1. 📘 Topic and Domain: The paper focuses on benchmarking spatial intelligence of text-to-image models, evaluating their ability to understand and generate complex spatial relationships in images.
2. 💡 Previous Research and New Ideas: Building on existing T2I benchmarks that use short or information-sparse prompts, this work proposes long, information-dense prompts covering 10 spatial sub-domains and introduces omni-dimensional multi-choice evaluations instead of simple yes/no questions.

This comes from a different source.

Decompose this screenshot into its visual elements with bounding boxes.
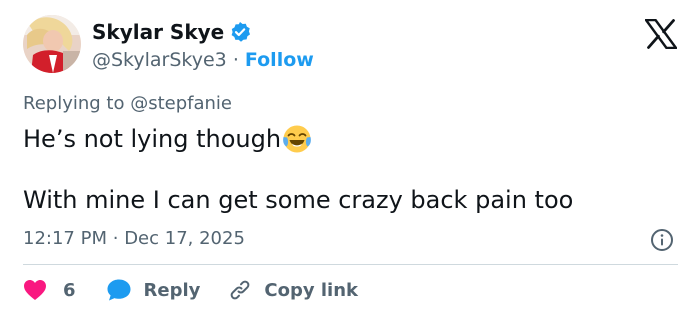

3. ❓ Problem: Current T2I models excel at generating objects but fail at handling complex spatial relationships like positioning, orientation, occlusion, and causal interactions, which existing benchmarks fail to adequately evaluate.
4. 🛠️ Methods: The authors create SpatialGenEval with 1,230 information-dense prompts across 25 real-world scenes, each paired with 10 multi-choice questions targeting different spatial abilities, and construct SpatialT2I dataset with 15,400 text-image pairs for fine-tuning.
5. 📊 Results and Evaluation: Evaluation of 23 SOTA models reveals spatial reasoning as the primary bottleneck (scores often below 30%), while fine-tuning with SpatialT2I yields consistent improvements (+4.2% for SD-XL, +5.7% for UniWorld-V1, +4.4% for OmniGen2).